国際社会の制裁が強化されるにつれて窮地に追い込まれた金正恩政権は、北朝鮮住民にさらに過酷な労働と上納金を強要している。言い換えれば、北朝鮮住民の苦痛と犠牲を制裁の影響を回避するための「逃げ道」にしているのである。この逃げ道を遮断しなければ、北朝鮮を完全にコントロールすることができず、核兵器・ミサイルの開発を諦めさせることもできない。
=====人権侵害の責任者に対する警告...ICCで国際法にのっとり処罰すべき
今回の北朝鮮人権制裁の対象に最高指導者である金正恩をはじめ、人権侵害に責任のある高官や北朝鮮で最も強力な権力を行使している中核機関を果敢に含ませたことは、「北朝鮮の体制が崩壊したら現在の人権蹂躙にかかわった犯罪者は地位を問わず国際法にのっとって処罰される」という強い警告を発したということに大きな意味がある。
金正恩の側近の未来に対する不安感を極限まで高めることで、最終的には北朝鮮体制の亀裂を誘導して内部からの変化を引き出す、それこそ南北平和統一の転機をもたらす画期的な措置だ。
米国務省のある高官は「北朝鮮の強制収容所の運用と脱北者の逮捕を担当する中間管理らもリストアップしてある」と述べ、今回の発表が始まりに過ぎないことを示し、人権制裁の波及力はさらに大きくなるものとみられる。
今回の米国の人権制裁は「北朝鮮住民」に対する金正恩政権の人権蹂躙に焦点が当てられていたが、これをきっかけに他国民に対する人権侵害にまで対象範囲が拡大することを願う。なお、他の国も米国の制裁に足並みを揃えて、今後国連でも北朝鮮人権制裁が採択されることを期待する。ひいては、私は北朝鮮の人権犯罪が国際刑事裁判所(ICC)に提訴され、国際人道法の枠組みの中で議論されて裁かれるべきだと考える。

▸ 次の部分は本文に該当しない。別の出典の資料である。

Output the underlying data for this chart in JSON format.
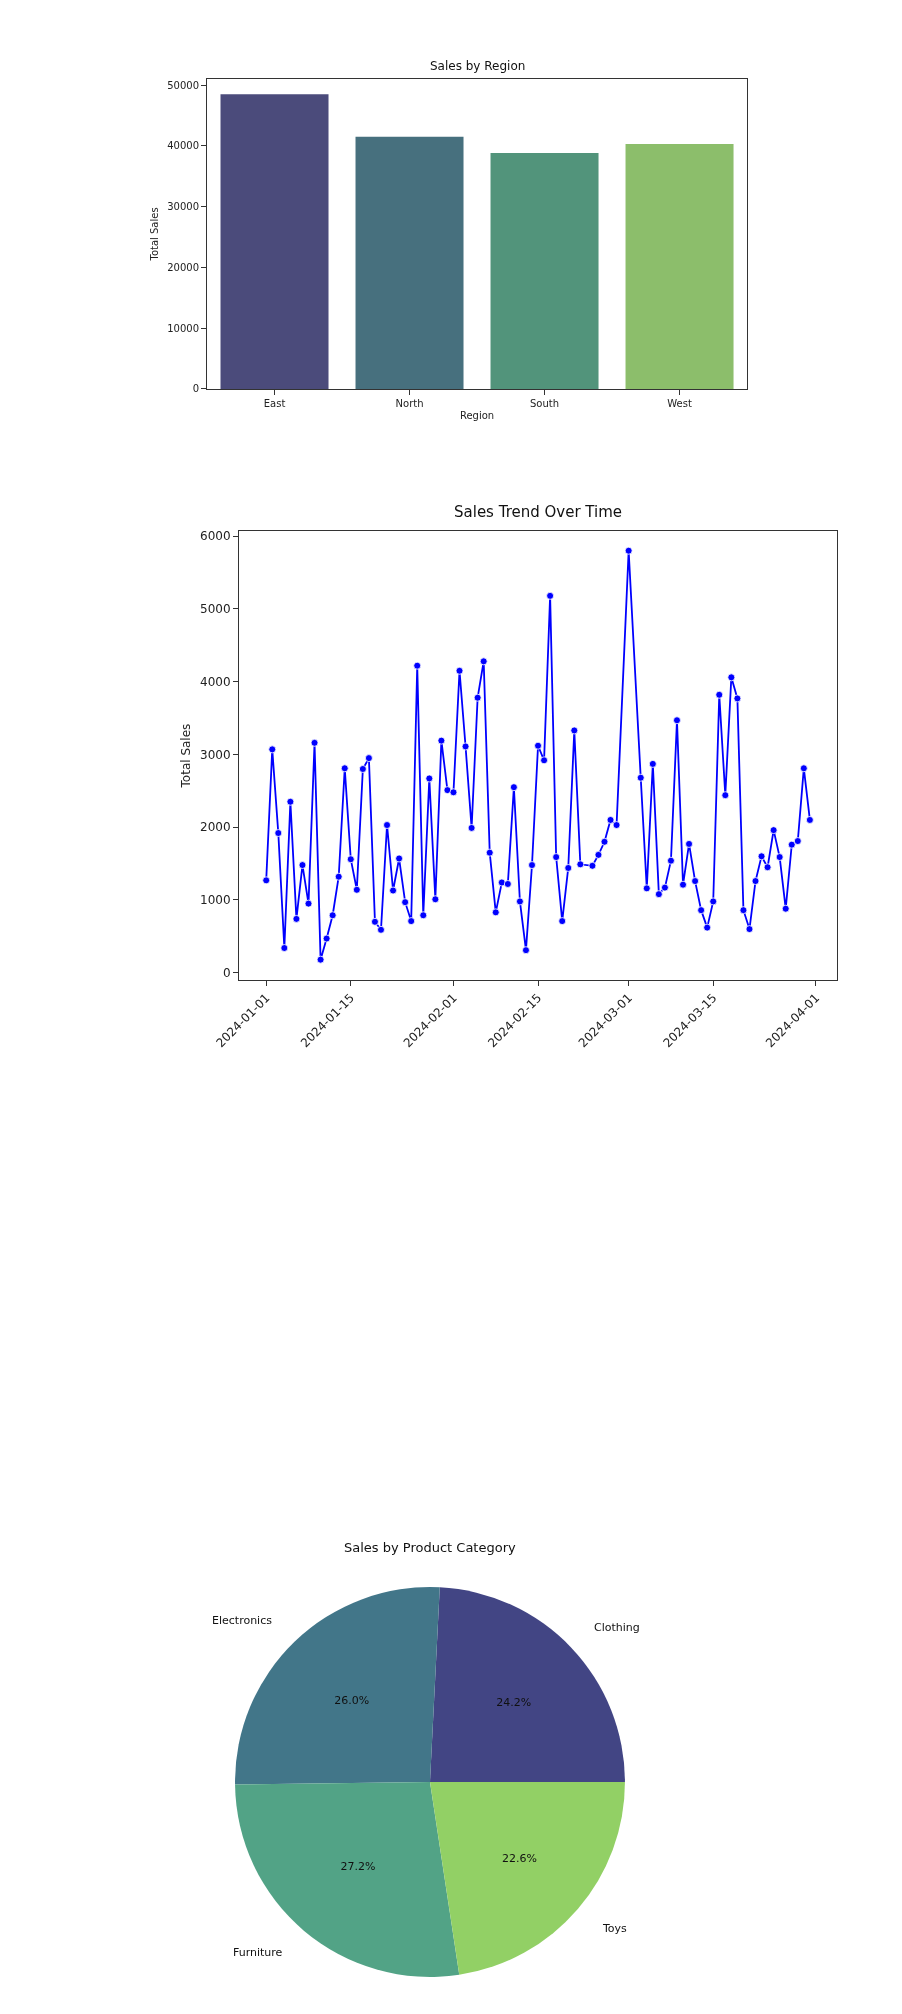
{
  "chart_data": [
    {
      "type": "bar",
      "title": "Sales by Region",
      "xlabel": "Region",
      "ylabel": "Total Sales",
      "categories": [
        "East",
        "North",
        "South",
        "West"
      ],
      "values": [
        48500,
        41500,
        38800,
        40300
      ],
      "colors": [
        "#4b4b7b",
        "#47707e",
        "#52947b",
        "#8cbe6b"
      ],
      "ylim": [
        0,
        51000
      ],
      "yticks": [
        0,
        10000,
        20000,
        30000,
        40000,
        50000
      ]
    },
    {
      "type": "line",
      "title": "Sales Trend Over Time",
      "ylabel": "Total Sales",
      "marker": "circle",
      "line_style": "solid",
      "x": [
        "2024-01-01",
        "2024-01-02",
        "2024-01-03",
        "2024-01-04",
        "2024-01-05",
        "2024-01-06",
        "2024-01-07",
        "2024-01-08",
        "2024-01-09",
        "2024-01-10",
        "2024-01-11",
        "2024-01-12",
        "2024-01-13",
        "2024-01-14",
        "2024-01-15",
        "2024-01-16",
        "2024-01-17",
        "2024-01-18",
        "2024-01-19",
        "2024-01-20",
        "2024-01-21",
        "2024-01-22",
        "2024-01-23",
        "2024-01-24",
        "2024-01-25",
        "2024-01-26",
        "2024-01-27",
        "2024-01-28",
        "2024-01-29",
        "2024-01-30",
        "2024-01-31",
        "2024-02-01",
        "2024-02-02",
        "2024-02-03",
        "2024-02-04",
        "2024-02-05",
        "2024-02-06",
        "2024-02-07",
        "2024-02-08",
        "2024-02-09",
        "2024-02-10",
        "2024-02-11",
        "2024-02-12",
        "2024-02-13",
        "2024-02-14",
        "2024-02-15",
        "2024-02-16",
        "2024-02-17",
        "2024-02-18",
        "2024-02-19",
        "2024-02-20",
        "2024-02-21",
        "2024-02-22",
        "2024-02-24",
        "2024-02-25",
        "2024-02-26",
        "2024-02-27",
        "2024-02-28",
        "2024-03-01",
        "2024-03-03",
        "2024-03-04",
        "2024-03-05",
        "2024-03-06",
        "2024-03-07",
        "2024-03-08",
        "2024-03-09",
        "2024-03-10",
        "2024-03-11",
        "2024-03-12",
        "2024-03-13",
        "2024-03-14",
        "2024-03-15",
        "2024-03-16",
        "2024-03-17",
        "2024-03-18",
        "2024-03-19",
        "2024-03-20",
        "2024-03-21",
        "2024-03-22",
        "2024-03-23",
        "2024-03-24",
        "2024-03-25",
        "2024-03-26",
        "2024-03-27",
        "2024-03-28",
        "2024-03-29",
        "2024-03-30",
        "2024-03-31"
      ],
      "series": [
        {
          "color": "#0000ff",
          "values": [
            1270,
            3070,
            1920,
            340,
            2350,
            740,
            1480,
            950,
            3160,
            180,
            470,
            790,
            1320,
            2810,
            1560,
            1140,
            2800,
            2950,
            700,
            590,
            2030,
            1130,
            1570,
            970,
            710,
            4220,
            790,
            2670,
            1010,
            3190,
            2510,
            2480,
            4150,
            3110,
            1990,
            3780,
            4280,
            1650,
            830,
            1240,
            1220,
            2550,
            980,
            310,
            1480,
            3120,
            2920,
            5180,
            1590,
            710,
            1440,
            3330,
            1490,
            1470,
            1620,
            1800,
            2100,
            2030,
            5800,
            2680,
            1160,
            2870,
            1080,
            1170,
            1540,
            3470,
            1210,
            1770,
            1260,
            860,
            620,
            980,
            3820,
            2440,
            4060,
            3770,
            860,
            600,
            1260,
            1600,
            1450,
            1960,
            1590,
            880,
            1760,
            1810,
            2810,
            2100
          ]
        }
      ],
      "xlim": [
        "2023-12-27T12:00",
        "2024-04-04T12:00"
      ],
      "xticks": [
        "2024-01-01",
        "2024-01-15",
        "2024-02-01",
        "2024-02-15",
        "2024-03-01",
        "2024-03-15",
        "2024-04-01"
      ],
      "ylim": [
        -100,
        6070
      ],
      "yticks": [
        0,
        1000,
        2000,
        3000,
        4000,
        5000,
        6000
      ]
    },
    {
      "type": "pie",
      "title": "Sales by Product Category",
      "categories": [
        "Clothing",
        "Electronics",
        "Furniture",
        "Toys"
      ],
      "values": [
        24.2,
        26.0,
        27.2,
        22.6
      ],
      "value_labels": [
        "24.2%",
        "26.0%",
        "27.2%",
        "22.6%"
      ],
      "colors": [
        "#424584",
        "#427689",
        "#52a386",
        "#92d065"
      ]
    }
  ]
}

そして、北朝鮮住民にも金正恩はもちろん金正恩の側近など、北朝鮮の人権弾圧にかかわる加害者たちは国際法によって処罰することができるということを積極的に伝えなければならない。
1862年9月のリンカーン元米大統領の奴隷解放宣言と1865年の奴隷制度を撤廃する法令により、米国では奴隷制度がなくなり数百万の奴隷が自由の身になって人権を保障されるようになった。
奴隷解放は「自由の国」米国を成し遂げ、米国の平和と繁栄そして発展の土台になったと思う。今回の米国の北朝鮮人権問題に対する制裁措置が、北朝鮮で首領の奴隷として生きている北朝鮮住民を解放し、彼らに自由と人権を保障する礎になることを切に希望する。